Islam semakin menguat di ruang publik daripada sebelumnya. Visualisasi atas
interpretasi nilai Islam tersebut sekaligus membagi-bagi ruang sosial
berdasarkan kategori gender atau ruang sosial tersebut tersegmentasikan
berdasarkan gender. Pada saat yang bersamaan, ketika nilai-nilai dan
simbol-simbol Islam tersebut dikomodifikasi dan dikonsumsi dalam skala luas
–maka identitas Islam seakan menjadi ikon baru budaya populer di Indonesia.
Dalam konteks inilah, upaya memahami media dakwah (melalui studi etnografi saya
tentang majalah Ummi) ditujukan untuk menjelaskan bagaimana dakwah Islam yang
berbasis pada gerakan Islam politik (Islamisme) mampu menjadi salah satu
pendorong tercapainya ‘keseimbangan kompromis’ untuk menjadikan identitas Islam
sebagai budaya populer yang dominan dan hegemonik di Indonesia kini.
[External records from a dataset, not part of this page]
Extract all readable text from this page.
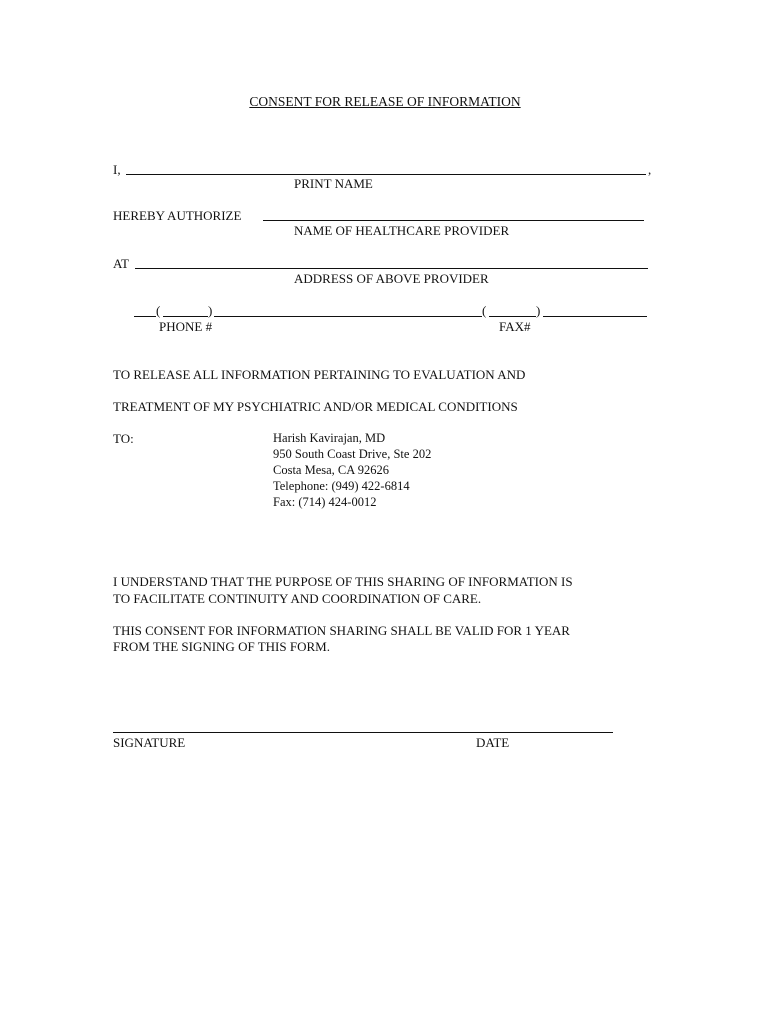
CONSENT FOR RELEASE OF INFORMATION
I,	,
PRINT NAME
HEREBY AUTHORIZE
NAME OF HEALTHCARE PROVIDER
AT
ADDRESS OF ABOVE PROVIDER
(	)	(	)
PHONE #	FAX#
TO RELEASE ALL INFORMATION PERTAINING TO EVALUATION AND
TREATMENT OF MY PSYCHIATRIC AND/OR MEDICAL CONDITIONS
TO:	Harish Kavirajan, MD
950 South Coast Drive, Ste 202
Costa Mesa, CA 92626
Telephone: (949) 422-6814
Fax: (714) 424-0012
I UNDERSTAND THAT THE PURPOSE OF THIS SHARING OF INFORMATION IS
TO FACILITATE CONTINUITY AND COORDINATION OF CARE.
THIS CONSENT FOR INFORMATION SHARING SHALL BE VALID FOR 1 YEAR
FROM THE SIGNING OF THIS FORM.
SIGNATURE	DATE
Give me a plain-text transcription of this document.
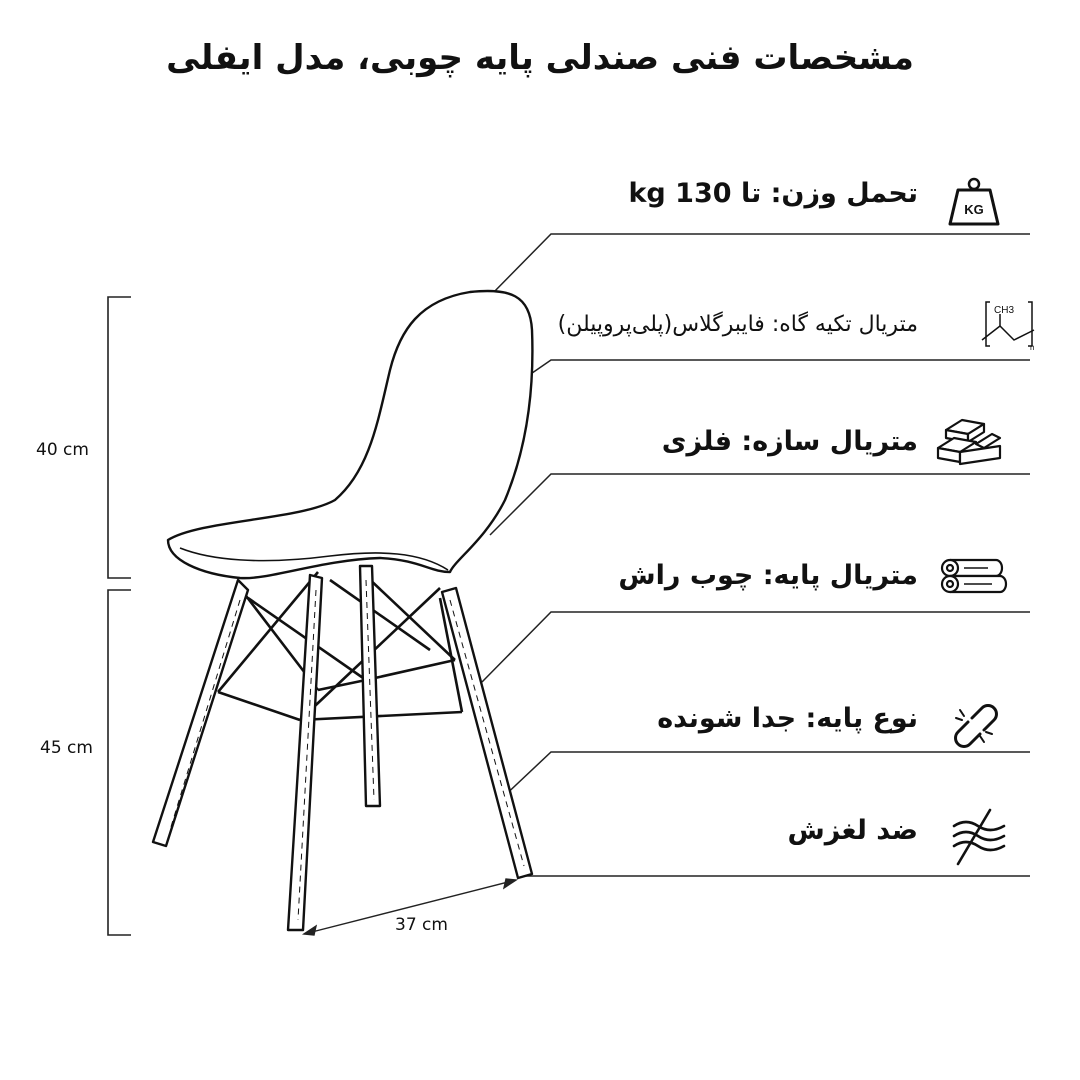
مشخصات فنی صندلی پایه چوبی، مدل ایفلی
تحمل وزن: تا 130 kg
متریال تکیه گاه: فایبرگلاس(پلی‌پروپیلن)
متریال سازه: فلزی
متریال پایه: چوب راش
نوع پایه: جدا شونده
ضد لغزش
40 cm
45 cm
37 cm
KG
CH3
n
Menurut Noorhaidi Hassan (2009), munculnya
militansi ghirah (semangat) keislaman di Indonesia bertepatan
dengan momentum semakin meningkatnya simbol-simbol religius dan penyebaran
institusi-institusi Islam.[7] Gaya hidup baru
yang berkiblat pada ketekunan beribadah secara formal di ruang publik telah
menjadi fenomena keseharian khususnya bagi masyarakat urban di Indonesia masa
kini. Pakaian muslim yang khas, seperti misalnya jilbab, saat ini dikenakan
oleh banyak perempuan Muslim di Indonesia dengan gaya yang lebih trendi dan
beragam sehingga memberikan warna tersendiri dalam kebudayaan Indonesia.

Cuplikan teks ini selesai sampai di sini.